The management reiterated during the call that “provisions were down 29% QoQ driven by lower net slippages”, reinforcing that profitability recovery is being led by improving asset quality.

IDFC First Bank vs IndusInd Bank: Brokerage view on valuation and upside

Nomura highlighted that IDFC First Bank delivered a resilient Q4 despite the fraud-related overhang, with net interest income rising 16% YoY and margins surprising positively at 6.01%. The brokerage noted that lower credit costs (1.66%) and improving slippages supported earnings, with adjusted profit coming in 14% above estimates. It also flagged that operating leverage, stable margins, and moderating credit costs are likely to drive earnings momentum over FY27–FY28, maintaining a ‘Buy’ rating with a target price of Rs 85.

JM Financial upgraded IndusInd Bank to ‘Add’ with a target price of Rs 925, implying 9.1% upside from Rs 848.

Emkay maintained a ‘Buy’ rating with a target price of Rs 1,100, implying 29.7% upside.

For IDFC First Bank, Emkay retained an ‘Add’ rating with a target price of Rs 75, implying 11.9% upside from Rs 67.

Earlier coverage maintained a ‘Buy’ rating with a target price of Rs 87, based on expected improvement in return ratios.

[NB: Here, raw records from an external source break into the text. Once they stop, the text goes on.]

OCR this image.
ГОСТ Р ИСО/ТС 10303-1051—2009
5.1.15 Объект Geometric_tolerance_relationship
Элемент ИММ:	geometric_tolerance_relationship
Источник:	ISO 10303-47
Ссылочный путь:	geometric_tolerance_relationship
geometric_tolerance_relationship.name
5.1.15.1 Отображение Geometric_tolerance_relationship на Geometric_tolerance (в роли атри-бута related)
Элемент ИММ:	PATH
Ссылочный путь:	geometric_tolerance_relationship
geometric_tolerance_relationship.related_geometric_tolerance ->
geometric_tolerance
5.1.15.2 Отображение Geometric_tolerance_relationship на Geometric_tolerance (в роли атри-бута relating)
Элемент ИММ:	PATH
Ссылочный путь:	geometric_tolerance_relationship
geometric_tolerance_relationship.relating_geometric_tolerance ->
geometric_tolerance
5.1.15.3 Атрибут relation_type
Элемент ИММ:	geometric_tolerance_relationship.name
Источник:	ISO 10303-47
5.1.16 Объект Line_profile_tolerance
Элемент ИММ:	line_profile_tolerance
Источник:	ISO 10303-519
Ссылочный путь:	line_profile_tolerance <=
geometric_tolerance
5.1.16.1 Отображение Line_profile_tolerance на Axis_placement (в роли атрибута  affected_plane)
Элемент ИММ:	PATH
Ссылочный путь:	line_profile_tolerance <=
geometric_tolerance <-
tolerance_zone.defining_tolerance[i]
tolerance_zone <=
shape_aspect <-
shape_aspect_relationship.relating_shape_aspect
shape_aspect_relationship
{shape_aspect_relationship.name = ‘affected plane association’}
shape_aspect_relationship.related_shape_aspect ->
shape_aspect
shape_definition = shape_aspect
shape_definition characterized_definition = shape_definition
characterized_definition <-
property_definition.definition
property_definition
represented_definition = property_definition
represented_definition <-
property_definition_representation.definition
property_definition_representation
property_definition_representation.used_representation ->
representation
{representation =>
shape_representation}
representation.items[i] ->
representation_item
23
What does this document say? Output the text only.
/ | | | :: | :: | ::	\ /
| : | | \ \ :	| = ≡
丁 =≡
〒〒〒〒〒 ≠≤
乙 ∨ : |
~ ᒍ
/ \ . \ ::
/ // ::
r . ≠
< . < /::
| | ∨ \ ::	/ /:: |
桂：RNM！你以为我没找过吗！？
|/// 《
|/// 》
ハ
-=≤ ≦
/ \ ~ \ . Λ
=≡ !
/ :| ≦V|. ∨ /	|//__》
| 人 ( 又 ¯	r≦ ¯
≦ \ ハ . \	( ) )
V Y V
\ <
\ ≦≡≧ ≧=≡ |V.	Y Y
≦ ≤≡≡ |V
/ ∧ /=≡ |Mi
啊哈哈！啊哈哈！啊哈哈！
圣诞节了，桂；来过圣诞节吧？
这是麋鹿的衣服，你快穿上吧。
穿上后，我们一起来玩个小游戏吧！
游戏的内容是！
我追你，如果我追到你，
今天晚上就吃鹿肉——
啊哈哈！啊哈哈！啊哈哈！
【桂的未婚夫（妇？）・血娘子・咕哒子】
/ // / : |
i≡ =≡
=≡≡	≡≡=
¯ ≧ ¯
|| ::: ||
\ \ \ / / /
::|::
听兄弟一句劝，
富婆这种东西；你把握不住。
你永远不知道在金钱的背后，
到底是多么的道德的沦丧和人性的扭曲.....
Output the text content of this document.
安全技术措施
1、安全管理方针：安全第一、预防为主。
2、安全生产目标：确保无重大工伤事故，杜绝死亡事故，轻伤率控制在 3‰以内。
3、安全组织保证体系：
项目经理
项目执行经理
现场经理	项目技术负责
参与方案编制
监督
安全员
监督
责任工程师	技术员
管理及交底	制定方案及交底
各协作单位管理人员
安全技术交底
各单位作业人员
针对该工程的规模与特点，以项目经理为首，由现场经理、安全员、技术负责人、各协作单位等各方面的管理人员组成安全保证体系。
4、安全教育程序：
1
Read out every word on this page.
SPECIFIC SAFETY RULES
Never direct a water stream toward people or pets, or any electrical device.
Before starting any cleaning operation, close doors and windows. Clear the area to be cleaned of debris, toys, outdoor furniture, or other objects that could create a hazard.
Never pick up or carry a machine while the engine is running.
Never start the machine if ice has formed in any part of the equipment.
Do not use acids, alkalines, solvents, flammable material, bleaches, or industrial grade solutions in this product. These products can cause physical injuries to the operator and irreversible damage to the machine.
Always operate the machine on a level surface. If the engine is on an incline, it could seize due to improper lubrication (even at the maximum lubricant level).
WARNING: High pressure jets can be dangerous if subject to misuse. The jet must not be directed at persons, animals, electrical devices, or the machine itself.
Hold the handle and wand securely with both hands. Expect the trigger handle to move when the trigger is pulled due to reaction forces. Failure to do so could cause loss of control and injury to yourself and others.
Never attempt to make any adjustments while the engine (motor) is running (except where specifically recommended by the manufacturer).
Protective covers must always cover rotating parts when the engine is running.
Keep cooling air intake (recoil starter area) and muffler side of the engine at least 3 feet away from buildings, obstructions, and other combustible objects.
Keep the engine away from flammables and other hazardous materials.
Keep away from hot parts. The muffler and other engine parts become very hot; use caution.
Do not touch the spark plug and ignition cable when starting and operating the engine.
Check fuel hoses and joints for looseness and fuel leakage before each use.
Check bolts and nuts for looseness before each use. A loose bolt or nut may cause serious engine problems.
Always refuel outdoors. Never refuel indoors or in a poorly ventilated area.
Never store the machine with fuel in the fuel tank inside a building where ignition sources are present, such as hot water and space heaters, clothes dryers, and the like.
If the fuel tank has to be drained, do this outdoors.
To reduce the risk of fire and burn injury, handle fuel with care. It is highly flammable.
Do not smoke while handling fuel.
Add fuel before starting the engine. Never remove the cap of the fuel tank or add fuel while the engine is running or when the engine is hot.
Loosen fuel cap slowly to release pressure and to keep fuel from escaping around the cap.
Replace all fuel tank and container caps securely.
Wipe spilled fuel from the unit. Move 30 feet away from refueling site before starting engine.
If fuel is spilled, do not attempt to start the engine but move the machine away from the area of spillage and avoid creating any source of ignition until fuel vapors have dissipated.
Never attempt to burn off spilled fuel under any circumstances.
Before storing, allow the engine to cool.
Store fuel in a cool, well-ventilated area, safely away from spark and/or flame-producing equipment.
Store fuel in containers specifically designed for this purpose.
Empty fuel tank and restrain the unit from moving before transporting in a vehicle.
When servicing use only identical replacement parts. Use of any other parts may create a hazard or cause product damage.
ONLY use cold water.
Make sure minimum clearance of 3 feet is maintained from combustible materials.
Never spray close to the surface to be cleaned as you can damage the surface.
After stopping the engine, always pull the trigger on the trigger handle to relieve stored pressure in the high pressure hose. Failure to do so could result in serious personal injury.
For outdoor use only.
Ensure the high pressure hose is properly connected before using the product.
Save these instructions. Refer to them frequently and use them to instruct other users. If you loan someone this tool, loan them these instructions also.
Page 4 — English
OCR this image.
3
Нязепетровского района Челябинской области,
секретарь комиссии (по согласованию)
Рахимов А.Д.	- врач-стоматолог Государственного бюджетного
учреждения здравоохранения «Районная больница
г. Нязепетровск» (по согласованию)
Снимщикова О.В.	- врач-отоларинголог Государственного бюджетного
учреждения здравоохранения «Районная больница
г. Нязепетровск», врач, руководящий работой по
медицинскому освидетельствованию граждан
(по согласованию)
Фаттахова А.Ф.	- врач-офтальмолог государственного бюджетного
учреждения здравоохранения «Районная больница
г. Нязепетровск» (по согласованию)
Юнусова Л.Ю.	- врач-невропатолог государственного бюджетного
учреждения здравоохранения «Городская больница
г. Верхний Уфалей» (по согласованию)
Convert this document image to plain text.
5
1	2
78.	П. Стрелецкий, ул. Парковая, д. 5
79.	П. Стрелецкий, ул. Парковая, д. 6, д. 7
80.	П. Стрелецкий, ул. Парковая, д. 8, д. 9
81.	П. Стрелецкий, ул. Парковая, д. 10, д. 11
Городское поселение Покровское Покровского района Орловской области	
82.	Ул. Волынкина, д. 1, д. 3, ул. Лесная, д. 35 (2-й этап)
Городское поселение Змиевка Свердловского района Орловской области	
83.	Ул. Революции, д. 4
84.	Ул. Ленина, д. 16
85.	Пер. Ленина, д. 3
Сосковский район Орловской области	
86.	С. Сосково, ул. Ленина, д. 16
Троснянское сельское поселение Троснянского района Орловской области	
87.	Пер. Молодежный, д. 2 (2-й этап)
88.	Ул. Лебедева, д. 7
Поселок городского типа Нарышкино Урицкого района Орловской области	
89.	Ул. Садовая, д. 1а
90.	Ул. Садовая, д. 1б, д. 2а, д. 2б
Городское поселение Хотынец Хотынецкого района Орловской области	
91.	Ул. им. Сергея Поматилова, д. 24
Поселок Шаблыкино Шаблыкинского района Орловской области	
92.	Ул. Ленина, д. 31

Axis Securities noted that IDFC First Bank’s performance remains strong with visible improvement across key operating metrics, supported by robust growth in advances and deposits along with margin expansion. The report highlights that credit and deposit growth is expected to sustain at ~21–23% CAGR over FY26–FY28, while operating leverage and better cost control should drive a gradual decline in cost-to-income ratios. Additionally, easing credit costs and improving asset quality are likely to support profitability, with RoA projected to improve to ~1–1.2% by FY28, reinforcing the brokerage’s positive outlook and BUY recommendation on the stock.

Conclusion

The Q4 FY26 earnings from IDFC First Bank and IndusInd Bank show that margins are no longer the primary driver of profitability. While IDFC First Bank is sustaining high margins with steady growth, IndusInd Bank is rebuilding profitability through lower credit costs. The broader trend across both banks indicates that earnings growth is now increasingly dependent on asset quality, cost discipline, and execution rather than margin expansion.